Part of this closing here--we are going to talk about sort of the unified theory to save the country. Part of that unified theory--this is the economics--is embracing the technology. And yes, disruption is scary and it may mess up your business model, but it is moral.

Talking about immigration--really hard--but the fact of the matter is, importing poverty by open borders crushes the working poor because now that is who they are competing with. We need talent.

With the fertility rates all across the western world, in the next couple decades there is going to be a fight for smart people.

Over here is a tax code that fixates on growth. Maybe it is time to stop subsidizing, importing stuff from other countries, and functionally taxing ourselves to send things out of the country.

You realize, we functionally crush ourselves in the way we design our tax code today? Why wouldn't you flip that, so you incentivize? Make it here.

The other thing is regulatory. If I came to you tomorrow and said you could crowdsource air quality, you don't need buildings full of paperwork shoved in file cabinets. You could make the air cleaner, better, faster.
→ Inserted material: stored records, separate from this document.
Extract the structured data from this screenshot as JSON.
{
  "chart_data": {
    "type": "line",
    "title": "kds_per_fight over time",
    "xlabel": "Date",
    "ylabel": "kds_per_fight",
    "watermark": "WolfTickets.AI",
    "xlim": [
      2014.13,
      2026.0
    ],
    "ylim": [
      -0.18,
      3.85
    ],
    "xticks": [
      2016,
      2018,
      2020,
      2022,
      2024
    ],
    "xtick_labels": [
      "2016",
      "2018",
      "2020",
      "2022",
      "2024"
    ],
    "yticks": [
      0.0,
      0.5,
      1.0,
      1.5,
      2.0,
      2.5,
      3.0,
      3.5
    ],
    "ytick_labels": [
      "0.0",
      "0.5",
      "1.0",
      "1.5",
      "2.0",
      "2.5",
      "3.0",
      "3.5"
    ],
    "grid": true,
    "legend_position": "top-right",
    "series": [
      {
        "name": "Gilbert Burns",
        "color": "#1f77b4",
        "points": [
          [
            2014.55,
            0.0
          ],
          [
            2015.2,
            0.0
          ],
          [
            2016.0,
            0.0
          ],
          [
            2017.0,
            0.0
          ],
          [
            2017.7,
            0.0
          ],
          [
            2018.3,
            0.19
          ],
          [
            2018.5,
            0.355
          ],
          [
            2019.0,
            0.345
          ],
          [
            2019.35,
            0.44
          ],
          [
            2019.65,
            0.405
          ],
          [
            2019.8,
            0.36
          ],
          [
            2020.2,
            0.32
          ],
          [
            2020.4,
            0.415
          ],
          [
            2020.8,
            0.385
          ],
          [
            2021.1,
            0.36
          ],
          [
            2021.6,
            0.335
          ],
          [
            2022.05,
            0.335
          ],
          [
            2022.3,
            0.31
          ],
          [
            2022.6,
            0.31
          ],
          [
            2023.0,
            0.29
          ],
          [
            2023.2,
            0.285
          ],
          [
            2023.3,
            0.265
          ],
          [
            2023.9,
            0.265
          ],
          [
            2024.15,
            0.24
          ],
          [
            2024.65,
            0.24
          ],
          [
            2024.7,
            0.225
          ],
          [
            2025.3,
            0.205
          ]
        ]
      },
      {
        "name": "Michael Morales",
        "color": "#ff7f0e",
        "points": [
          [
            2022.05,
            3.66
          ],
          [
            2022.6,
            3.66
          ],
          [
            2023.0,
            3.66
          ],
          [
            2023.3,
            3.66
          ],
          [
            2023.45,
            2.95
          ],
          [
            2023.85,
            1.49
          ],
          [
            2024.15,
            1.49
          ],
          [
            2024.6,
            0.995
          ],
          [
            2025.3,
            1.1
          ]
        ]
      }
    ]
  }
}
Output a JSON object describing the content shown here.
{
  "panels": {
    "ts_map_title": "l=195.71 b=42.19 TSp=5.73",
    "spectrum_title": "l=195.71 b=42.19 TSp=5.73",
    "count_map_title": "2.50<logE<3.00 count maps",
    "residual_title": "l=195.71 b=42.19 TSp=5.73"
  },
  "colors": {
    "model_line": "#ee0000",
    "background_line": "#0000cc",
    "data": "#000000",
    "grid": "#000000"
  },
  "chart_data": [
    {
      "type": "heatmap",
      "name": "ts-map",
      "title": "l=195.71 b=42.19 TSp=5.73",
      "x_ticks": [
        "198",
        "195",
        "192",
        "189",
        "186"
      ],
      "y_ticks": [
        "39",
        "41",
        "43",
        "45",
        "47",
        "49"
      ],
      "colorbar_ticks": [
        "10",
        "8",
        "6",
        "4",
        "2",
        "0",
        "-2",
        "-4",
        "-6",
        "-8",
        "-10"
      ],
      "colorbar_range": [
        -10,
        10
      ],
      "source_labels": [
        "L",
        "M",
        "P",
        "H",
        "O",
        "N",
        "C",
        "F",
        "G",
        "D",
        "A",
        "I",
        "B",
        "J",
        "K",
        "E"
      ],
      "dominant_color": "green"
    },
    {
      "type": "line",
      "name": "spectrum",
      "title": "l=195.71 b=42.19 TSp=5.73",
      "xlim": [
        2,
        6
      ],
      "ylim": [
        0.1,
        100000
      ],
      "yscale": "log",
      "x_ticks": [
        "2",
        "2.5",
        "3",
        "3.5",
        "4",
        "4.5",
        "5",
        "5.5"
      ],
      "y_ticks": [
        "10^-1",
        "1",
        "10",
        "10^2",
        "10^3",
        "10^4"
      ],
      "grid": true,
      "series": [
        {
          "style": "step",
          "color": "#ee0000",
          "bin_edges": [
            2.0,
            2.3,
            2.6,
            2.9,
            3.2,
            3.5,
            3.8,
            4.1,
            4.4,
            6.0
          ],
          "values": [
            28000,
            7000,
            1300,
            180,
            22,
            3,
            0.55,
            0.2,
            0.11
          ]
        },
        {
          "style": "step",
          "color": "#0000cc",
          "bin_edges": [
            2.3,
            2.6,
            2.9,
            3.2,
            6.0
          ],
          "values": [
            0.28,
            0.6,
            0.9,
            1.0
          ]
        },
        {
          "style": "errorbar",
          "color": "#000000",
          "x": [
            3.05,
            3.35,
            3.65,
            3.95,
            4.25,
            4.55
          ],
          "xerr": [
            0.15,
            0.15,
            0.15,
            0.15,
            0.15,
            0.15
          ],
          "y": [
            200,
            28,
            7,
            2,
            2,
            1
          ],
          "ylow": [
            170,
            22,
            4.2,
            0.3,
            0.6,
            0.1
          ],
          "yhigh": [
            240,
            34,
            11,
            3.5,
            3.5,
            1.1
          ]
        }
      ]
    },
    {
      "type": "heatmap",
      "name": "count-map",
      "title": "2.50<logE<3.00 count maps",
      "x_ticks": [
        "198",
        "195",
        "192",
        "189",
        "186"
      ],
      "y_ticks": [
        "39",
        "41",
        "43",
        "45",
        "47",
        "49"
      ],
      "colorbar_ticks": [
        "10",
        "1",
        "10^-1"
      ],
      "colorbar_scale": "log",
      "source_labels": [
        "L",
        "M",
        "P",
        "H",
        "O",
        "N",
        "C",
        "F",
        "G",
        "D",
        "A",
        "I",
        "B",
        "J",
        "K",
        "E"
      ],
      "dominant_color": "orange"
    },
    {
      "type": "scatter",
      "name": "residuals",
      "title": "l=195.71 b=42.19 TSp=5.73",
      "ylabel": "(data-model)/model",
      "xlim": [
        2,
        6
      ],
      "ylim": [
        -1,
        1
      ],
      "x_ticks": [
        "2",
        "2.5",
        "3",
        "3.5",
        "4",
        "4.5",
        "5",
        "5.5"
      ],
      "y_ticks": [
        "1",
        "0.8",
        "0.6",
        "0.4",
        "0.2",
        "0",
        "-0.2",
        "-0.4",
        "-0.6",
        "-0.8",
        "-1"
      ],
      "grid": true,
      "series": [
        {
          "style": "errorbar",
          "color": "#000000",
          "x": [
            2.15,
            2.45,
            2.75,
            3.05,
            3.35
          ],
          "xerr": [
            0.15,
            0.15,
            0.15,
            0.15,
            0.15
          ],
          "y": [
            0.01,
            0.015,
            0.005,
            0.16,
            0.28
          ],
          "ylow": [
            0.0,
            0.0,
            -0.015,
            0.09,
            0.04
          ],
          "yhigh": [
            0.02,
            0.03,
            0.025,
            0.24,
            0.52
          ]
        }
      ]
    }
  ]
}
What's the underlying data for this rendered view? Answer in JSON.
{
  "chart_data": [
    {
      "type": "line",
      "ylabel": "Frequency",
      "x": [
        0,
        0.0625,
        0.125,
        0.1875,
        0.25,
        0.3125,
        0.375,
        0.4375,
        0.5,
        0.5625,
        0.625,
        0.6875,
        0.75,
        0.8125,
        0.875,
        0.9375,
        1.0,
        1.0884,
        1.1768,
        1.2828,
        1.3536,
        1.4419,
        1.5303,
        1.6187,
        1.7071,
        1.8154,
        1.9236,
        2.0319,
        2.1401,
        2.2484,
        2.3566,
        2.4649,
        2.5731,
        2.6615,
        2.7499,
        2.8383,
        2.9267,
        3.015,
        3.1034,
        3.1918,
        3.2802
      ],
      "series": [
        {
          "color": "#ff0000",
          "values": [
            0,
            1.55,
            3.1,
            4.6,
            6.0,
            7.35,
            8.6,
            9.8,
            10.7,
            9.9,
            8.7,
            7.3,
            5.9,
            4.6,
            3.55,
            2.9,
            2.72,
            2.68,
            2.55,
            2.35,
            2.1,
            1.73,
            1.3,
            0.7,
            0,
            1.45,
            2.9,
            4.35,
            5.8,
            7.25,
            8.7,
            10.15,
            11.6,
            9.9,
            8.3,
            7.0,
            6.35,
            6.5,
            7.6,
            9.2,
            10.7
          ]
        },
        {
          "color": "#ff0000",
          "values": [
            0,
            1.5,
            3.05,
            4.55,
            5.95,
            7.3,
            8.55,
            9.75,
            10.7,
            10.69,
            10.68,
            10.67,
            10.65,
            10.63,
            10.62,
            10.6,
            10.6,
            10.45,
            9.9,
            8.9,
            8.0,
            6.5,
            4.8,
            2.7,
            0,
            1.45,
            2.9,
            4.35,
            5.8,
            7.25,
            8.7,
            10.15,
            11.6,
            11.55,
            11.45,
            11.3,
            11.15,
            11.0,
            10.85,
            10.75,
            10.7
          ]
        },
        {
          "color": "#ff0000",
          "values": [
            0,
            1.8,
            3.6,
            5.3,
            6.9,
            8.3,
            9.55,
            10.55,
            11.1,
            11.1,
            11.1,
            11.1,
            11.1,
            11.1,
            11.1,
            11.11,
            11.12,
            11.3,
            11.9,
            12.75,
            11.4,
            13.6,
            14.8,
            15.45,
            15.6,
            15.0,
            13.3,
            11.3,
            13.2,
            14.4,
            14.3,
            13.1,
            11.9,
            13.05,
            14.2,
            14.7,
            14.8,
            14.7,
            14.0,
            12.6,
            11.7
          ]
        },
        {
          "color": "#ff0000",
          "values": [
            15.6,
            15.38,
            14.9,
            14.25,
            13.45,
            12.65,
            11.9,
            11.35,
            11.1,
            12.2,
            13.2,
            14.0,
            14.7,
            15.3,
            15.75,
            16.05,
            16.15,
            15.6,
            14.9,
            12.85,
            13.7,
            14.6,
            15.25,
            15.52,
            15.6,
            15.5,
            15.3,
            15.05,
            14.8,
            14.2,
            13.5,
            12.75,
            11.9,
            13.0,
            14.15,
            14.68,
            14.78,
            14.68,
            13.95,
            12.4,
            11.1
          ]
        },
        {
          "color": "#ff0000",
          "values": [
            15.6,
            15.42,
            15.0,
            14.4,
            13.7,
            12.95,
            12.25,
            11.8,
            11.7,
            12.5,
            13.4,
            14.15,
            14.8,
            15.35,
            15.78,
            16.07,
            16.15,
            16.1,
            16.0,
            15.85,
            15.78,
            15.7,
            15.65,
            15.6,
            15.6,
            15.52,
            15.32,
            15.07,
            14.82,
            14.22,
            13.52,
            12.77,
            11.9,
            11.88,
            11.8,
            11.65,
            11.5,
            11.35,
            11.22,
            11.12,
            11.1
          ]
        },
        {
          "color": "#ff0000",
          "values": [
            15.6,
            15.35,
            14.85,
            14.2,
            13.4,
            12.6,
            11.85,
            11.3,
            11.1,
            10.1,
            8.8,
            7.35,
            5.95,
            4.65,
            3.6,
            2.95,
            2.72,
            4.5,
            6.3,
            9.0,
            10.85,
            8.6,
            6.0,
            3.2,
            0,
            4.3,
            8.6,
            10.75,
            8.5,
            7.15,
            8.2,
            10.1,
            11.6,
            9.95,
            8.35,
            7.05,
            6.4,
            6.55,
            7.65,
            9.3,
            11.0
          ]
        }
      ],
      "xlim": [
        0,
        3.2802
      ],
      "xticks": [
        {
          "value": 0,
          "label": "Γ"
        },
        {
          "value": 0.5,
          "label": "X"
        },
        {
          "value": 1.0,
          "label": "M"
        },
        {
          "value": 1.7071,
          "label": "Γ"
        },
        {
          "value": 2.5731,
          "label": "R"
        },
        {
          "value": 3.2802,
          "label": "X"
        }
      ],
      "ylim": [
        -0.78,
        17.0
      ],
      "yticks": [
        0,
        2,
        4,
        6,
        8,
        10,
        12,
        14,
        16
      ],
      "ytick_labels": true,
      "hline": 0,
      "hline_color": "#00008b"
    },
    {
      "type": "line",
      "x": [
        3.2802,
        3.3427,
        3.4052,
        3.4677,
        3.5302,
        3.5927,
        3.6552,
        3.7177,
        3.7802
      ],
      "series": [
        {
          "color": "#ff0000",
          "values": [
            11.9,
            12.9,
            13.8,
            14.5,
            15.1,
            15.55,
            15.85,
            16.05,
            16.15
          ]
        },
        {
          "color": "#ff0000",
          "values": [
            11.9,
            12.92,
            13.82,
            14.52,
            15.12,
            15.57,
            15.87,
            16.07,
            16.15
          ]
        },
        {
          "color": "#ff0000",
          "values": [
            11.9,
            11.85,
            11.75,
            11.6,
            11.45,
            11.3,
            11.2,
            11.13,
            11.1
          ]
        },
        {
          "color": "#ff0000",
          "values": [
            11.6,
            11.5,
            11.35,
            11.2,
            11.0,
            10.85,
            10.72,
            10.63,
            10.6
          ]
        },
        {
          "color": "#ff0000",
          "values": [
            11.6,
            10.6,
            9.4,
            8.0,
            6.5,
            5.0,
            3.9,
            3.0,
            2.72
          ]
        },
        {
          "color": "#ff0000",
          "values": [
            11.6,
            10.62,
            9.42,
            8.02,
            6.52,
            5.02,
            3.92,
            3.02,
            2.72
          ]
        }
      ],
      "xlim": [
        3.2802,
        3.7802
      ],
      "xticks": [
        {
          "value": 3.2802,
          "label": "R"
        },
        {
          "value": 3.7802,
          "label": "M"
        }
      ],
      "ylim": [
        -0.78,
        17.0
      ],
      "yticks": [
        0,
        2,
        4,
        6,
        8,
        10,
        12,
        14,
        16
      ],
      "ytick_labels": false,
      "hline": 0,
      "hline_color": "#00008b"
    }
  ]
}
Things like what happened to the water in Detroit or other places-- actually it wasn't Detroit. Sorry, I am from out West--but the little thing that you are able to sample your water or the thing you can put on your lapel.

Madam Speaker, I am going to beg of us, and I am going to bring boards talking about there is technology around us where we can crush the size of the bureaucracy to get cleaner, better, faster, healthier, and grow. And the growth is moral and the growth gives us a path to not be crushed by the debt that is coming with that.

Madam Speaker, I yield back the balance of my time.